Instead, it will form a consultative group to discuss issues of governance with its allies
With more than 70 per cent of the coalition at its command, the Congress has not only cornered its allies over plum ministerial berths, but also wants to impose its own agenda on the programme of the new government for the next five years. The party has ruled out a Common Minimum Programme (CMP) of the coalition government like the one in 2004.
Instead, the Congress will form a consultative group — along the lines of a coordination committee — to discuss issues of governance with its allies. The group will be headed by Sonia Gandhi.
In the first formal meeting of all the United Progressive Alliance (UPA) allies, the issue of making a CMP didn’t find any takers in the Congress team represented by Sonia Gandhi, Manmohan Singh, Pranab Mukherjee, P Chidambaram, Rahul Gandhi, A K Antony and Ahmed Patel.
This was the first UPA coordination meeting that Rahul Gandhi attended. He said little but watched negotiations, possibly as a ‘trainee’.
Significantly, senior Congress leader Arjun Singh, who stayed away from the first meeting of the core committee after the results of the general elections came out, stayed away a second time.
As the core committee is an informal body and not part of the Congress constitution, whether the younger Gandhi’s presence is incidental or if he will be a permanent fixture is not known.
Possibly concerned at the Congress’s clout in the administrative arrangement that will govern the functioning of the UPA, Sharad Pawar (Nationalist Congress Party) and Mamata Banerjee (Trinamool Congress) said they would like a CMP. But having travelled down that road with the Left parties, the Congress is pretending it hasn’t heard this arguing.
As a compromise, the allies will submit their wish list and highlights of their own manifestoes to the Congress. “We will see which are the common areas of policy and programme between us and our allies,” Congress spokesperson Janardan Dwivedi told reporters.
Top Congress sources told Business Standard that the party was of the view that this mandate was overwhelming endorsement for its own policies and programmes. So, the party should try to implement its own agenda — as declared in its 2009 election manifesto — without giving in to the demands of its allies.
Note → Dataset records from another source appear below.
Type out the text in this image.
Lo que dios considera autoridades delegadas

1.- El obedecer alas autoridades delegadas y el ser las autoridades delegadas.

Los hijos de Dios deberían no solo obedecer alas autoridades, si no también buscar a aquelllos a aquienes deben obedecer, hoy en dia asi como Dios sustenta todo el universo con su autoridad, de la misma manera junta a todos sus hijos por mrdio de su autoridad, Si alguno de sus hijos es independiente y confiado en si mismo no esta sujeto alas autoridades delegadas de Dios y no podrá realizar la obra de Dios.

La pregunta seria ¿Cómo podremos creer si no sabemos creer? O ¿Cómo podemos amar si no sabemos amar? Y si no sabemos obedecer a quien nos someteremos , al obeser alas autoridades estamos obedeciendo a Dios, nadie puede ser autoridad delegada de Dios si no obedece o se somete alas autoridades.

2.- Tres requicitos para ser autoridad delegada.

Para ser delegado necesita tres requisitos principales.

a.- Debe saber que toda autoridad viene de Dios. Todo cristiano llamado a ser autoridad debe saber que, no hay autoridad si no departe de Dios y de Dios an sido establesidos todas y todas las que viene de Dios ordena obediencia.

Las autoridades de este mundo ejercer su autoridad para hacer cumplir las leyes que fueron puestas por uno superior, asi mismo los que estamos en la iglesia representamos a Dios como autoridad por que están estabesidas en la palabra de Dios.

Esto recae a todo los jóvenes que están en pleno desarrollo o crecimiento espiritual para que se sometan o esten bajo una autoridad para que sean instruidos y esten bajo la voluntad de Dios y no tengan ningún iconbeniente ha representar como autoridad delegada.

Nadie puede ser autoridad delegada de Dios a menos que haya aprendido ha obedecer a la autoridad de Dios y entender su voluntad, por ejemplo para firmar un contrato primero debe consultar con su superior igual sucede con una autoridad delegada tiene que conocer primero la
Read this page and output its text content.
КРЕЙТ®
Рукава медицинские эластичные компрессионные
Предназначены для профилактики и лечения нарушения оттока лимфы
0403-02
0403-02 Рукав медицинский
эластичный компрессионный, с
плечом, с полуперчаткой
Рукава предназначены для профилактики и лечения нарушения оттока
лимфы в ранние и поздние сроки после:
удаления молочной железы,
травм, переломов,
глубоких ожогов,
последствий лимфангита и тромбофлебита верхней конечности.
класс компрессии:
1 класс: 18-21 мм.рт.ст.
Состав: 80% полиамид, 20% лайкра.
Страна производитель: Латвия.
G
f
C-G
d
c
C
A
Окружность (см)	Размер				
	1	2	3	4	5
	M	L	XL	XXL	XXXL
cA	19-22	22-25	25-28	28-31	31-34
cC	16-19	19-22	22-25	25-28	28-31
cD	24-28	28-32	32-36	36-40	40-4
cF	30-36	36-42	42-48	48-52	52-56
The allies too, sensing the electoral swing in favour of the Congress, are not trying to put much pressure on the Congress to accommodate their wish list. At today’s meeting, they (allies) were asked to spell out their “expectations” from this government. While smaller parties like the Bodo People’s Front and the Kerala Congress (Mani) said they hoped to get cabinet berths, others emphasised on pro-people issues.